Here is a step by step guide to Marichyasana:

  • Sit in Dandasana (legs stretched forward with back straight). Put your palms on the ground and breathe slowly
  • Inhale and bend your right knee towards your chest. The foot of your right leg should be flat on the ground, almost touching your right hip. Twist your left leg a bit inward, ground your left heel firmly to the floor and push the big toe of your left foot away from your body. This will help adjust your overall posture
  • Exhale and turn your upper body a bit to the left side
  • Bend your upper body forward so that your right shoulder presses against the inside of your right knee
  • Now fold your right hand and wrap it over your right leg and spine. Then fold your left hand so it touches the right one. Try to hold your hands together at your back
  • Maintain the posture for about 30-60 seconds. Keep inhaling and exhaling slowly
  • Now get out of the posture slowly by freeing your hands and straightening your back
  • After getting out of the posture, straighten your right leg and return to the Dandasana position
  • Repeat the same asana on the left side

To make your buttocks, thighs and hamstrings flexible, you have to practice the following asanas before Marichyasana:

  • Staff pose (Dandasana)
  • Seated forward bend (Paschimottanasana)
  • Upward Plank Pose (Purvottanasana)
  • Half bound Lotus Seated Forward Bend (Ardha Badha Padma Paschimottanasana)
  • Three-Limbed forward Bend (Tiranga Mukhaikapada Paschimottanasana)
  • Head-to-Knee forward bend (Janu Sirsasana)
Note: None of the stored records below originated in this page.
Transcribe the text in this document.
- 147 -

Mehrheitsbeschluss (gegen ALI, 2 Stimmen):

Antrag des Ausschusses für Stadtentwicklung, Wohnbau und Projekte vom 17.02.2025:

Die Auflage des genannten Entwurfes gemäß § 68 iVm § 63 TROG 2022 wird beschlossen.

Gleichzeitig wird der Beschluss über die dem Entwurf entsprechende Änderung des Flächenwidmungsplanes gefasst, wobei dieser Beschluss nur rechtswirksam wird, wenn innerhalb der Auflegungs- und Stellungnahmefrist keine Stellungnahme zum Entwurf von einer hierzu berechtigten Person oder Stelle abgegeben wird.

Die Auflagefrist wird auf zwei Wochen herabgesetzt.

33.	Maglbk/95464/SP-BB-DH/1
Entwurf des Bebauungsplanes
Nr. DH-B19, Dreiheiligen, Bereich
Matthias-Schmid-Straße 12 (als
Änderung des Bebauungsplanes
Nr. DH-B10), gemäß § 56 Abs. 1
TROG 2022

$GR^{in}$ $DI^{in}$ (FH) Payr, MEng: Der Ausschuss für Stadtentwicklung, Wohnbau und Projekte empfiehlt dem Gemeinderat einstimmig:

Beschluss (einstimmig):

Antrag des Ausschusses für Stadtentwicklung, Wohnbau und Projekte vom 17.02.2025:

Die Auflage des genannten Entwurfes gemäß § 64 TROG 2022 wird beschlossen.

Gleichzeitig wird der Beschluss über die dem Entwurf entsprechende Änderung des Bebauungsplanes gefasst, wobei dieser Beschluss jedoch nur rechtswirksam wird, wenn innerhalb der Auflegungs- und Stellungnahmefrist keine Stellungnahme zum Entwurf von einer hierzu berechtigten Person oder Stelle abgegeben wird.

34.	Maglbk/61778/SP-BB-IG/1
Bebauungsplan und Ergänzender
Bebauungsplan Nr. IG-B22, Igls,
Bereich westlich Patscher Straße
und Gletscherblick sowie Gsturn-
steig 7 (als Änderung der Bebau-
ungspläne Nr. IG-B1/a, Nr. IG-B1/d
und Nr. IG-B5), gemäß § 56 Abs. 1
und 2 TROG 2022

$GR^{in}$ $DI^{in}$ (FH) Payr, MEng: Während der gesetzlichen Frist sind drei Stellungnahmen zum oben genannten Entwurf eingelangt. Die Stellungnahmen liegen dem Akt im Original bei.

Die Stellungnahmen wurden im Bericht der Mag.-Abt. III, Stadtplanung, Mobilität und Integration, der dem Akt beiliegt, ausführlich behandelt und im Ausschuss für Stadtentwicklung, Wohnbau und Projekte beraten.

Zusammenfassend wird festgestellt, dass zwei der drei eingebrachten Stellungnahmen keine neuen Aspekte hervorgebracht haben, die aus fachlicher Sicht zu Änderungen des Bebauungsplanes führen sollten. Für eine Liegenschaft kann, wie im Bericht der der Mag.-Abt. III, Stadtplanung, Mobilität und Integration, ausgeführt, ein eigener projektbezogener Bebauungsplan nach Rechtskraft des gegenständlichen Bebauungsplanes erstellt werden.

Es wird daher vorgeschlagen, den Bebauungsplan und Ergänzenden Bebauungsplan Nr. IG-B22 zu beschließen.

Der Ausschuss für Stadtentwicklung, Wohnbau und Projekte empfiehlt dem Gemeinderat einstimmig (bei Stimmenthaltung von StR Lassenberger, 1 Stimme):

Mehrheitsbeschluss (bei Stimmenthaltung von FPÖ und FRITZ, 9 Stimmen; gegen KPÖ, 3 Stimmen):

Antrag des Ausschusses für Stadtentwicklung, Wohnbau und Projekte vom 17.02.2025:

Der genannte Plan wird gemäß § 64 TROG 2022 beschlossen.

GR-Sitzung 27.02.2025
You may practice the following asanas after Marichyasana to relax your body:

  • Boat Pose (Navasana)
  • Shoulder pressing pose (Bhuja Pidasana)
  • Turtle Pose (Kurmasana)
  • Sleeping Turtle Pose (Supta Kurmasana)
  • If you are a beginner, you may find it difficult to hold your hands at the back while practising Marichyasana. In such a case, do not force your body. Fold your hands as much as possible. 
  • You can keep a folded blanket or a block under your buttocks to keep your hamstrings tight. This may increase the flexibility of your spine and shoulders. If you practice the asana consistently, you'll eventually be able to master it.

Before practising Marichyasana, you should take the following precautions:

  1. If you have lower back issues, do not practice this asana.
  2. Do not practice Marichyasana, if you have a shoulder injury.
  3. People who have asthma or diarrhea should not do this asana.
  4. Do not try to force your body while doing Marichyasana. Maintain your comfort and let your body ease into it with time.

Marichyasana can have some incredible benefits such as:

  1. It calms and relaxes your mind and body.
  2. Marichyasana helps stretch your spine and shoulders.
  3. When done on a regular basis this asana relieves fatigue.
  4. It also stimulates abdominal organs such as liver and kidneys.
  5. Marichyasana is said to be beneficial for relieving menstrual cramps 
  6. It is highly effective in reducing sciatica pain.